Speaker 11 What do you mean, why am I? It's the biggest story in the league right now.
Speaker 4 What do you mean, why am I on Jaw?
Speaker 12 Like, it's...
Speaker 11 And I'm monitoring him.
Speaker 4 Got monitoring.
Speaker 12 I'm monitoring him, but like, I'm not going to be like, oh, yeah, here goes Ja. Another 6 of 19 performance.
Speaker 4 Why wouldn't you?
Speaker 12
Because I know what's happening. What's happening is he is at odds with his coach.
And by the way, they asked him about that too. Do you guys see this? Tuamas Isolo?
Speaker 17 Last night?
Speaker 12 Last night?
Speaker 12 Because
Speaker 12
Jaron Jackson didn't have a great game either.
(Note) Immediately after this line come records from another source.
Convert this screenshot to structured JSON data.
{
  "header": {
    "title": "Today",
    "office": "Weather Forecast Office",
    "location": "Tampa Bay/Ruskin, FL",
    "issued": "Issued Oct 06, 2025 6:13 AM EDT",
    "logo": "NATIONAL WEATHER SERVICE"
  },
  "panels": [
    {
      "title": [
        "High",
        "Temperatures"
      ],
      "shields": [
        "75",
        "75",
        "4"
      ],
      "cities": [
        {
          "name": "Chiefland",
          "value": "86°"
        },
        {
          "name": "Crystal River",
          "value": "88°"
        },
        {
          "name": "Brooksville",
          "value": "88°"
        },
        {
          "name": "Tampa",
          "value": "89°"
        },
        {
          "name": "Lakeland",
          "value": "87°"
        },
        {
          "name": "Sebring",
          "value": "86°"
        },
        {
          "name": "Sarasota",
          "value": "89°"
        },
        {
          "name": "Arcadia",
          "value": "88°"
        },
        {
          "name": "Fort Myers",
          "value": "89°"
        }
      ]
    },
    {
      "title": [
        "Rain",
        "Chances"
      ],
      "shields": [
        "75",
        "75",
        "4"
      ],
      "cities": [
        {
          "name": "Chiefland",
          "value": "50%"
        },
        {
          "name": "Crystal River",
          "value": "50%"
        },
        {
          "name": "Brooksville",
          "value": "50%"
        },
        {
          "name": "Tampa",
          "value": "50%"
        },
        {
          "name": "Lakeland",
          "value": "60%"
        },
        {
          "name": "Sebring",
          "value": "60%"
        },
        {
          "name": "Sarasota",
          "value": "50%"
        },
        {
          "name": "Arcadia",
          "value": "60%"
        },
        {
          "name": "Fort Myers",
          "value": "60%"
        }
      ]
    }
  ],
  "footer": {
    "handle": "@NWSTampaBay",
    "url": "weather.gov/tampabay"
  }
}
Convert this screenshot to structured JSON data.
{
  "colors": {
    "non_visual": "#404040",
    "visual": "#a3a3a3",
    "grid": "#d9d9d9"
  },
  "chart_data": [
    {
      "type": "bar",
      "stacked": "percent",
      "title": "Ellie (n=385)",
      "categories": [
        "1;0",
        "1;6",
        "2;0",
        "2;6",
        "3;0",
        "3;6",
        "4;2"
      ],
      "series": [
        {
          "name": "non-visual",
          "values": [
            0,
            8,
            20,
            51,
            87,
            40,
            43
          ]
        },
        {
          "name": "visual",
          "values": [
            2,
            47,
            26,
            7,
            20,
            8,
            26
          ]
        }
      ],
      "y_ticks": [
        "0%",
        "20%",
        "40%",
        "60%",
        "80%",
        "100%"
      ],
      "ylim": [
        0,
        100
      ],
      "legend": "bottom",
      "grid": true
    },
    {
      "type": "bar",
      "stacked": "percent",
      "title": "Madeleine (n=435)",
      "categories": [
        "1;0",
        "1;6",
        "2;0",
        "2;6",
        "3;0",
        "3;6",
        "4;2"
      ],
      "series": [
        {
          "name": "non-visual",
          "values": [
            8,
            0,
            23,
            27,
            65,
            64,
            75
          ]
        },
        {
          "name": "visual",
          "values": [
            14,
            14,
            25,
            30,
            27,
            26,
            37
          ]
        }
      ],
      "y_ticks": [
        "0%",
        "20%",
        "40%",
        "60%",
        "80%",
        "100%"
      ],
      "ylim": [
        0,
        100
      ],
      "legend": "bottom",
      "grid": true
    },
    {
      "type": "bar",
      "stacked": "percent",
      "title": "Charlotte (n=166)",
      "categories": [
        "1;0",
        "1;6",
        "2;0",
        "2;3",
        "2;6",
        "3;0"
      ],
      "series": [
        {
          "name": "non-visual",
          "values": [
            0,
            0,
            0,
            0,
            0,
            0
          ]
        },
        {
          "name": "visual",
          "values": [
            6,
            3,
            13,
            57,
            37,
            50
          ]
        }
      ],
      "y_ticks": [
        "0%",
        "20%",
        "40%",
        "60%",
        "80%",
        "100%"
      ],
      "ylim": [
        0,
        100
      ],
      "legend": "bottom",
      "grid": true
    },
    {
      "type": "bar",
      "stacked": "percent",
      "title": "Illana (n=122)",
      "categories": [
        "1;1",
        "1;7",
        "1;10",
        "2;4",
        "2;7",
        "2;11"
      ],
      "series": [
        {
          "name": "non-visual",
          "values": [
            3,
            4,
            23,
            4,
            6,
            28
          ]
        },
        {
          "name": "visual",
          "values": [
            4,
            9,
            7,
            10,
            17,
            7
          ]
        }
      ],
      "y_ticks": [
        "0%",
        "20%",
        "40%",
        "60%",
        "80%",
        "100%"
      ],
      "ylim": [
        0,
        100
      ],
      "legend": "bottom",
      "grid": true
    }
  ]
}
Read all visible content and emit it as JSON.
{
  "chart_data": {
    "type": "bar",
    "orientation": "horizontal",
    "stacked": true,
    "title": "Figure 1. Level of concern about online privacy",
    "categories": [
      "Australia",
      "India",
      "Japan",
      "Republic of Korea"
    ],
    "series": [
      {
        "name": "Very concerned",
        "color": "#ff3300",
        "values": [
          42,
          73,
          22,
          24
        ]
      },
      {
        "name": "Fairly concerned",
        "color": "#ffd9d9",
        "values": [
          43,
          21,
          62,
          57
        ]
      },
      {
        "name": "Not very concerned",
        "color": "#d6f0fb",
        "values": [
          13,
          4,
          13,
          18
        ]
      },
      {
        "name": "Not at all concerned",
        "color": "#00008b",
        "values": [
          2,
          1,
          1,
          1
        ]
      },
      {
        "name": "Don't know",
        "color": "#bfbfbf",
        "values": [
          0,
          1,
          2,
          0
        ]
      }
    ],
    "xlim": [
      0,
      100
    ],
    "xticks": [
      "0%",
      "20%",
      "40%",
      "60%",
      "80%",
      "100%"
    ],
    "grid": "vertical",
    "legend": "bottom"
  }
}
And so they were asking him about that.
And he said, and I've got the quotes right here. Believe me.
Speaker 8 It was a weird start, though, too, because Jaron Jackson, like, you figure, all right, if they're not building around Ja, they're going to build around Jaron Jackson.
Speaker 8 But then he has six, six shots in a game, and you're like, uh, who are we building around?
Speaker 12
He said his efficiency has been up about Jaron Jackson. I think he's shooting the best, blah, blah, blah.
Obviously, for us in this situation, we'd love to have him more involved in the offense.
Speaker 12
Like, today, I'm looking at these numbers, and they are what they are. I can't really trust them.
So, obviously, the half-court offense is not in sync.
Speaker 8 I don't know. And it looks it, by the way.
Speaker 12
How do you feel about the energy levels? Like I said, very inconsistent. It comes and it goes.
We need to do a better job.
Speaker 8 You're in the NBA, like, you know what you need to do unless you don't.
Speaker 4 And that's the weird part about it, right?
Speaker 8 Like, it just seems like everybody's in flux in Memphis, and you got one guy who's fighting with the organization. You got one guy who got paid, and he's like,
Speaker 8 I guess I'm going to do what they tell me to do, even though, like, I don't really know what we're doing. Just a weird situation.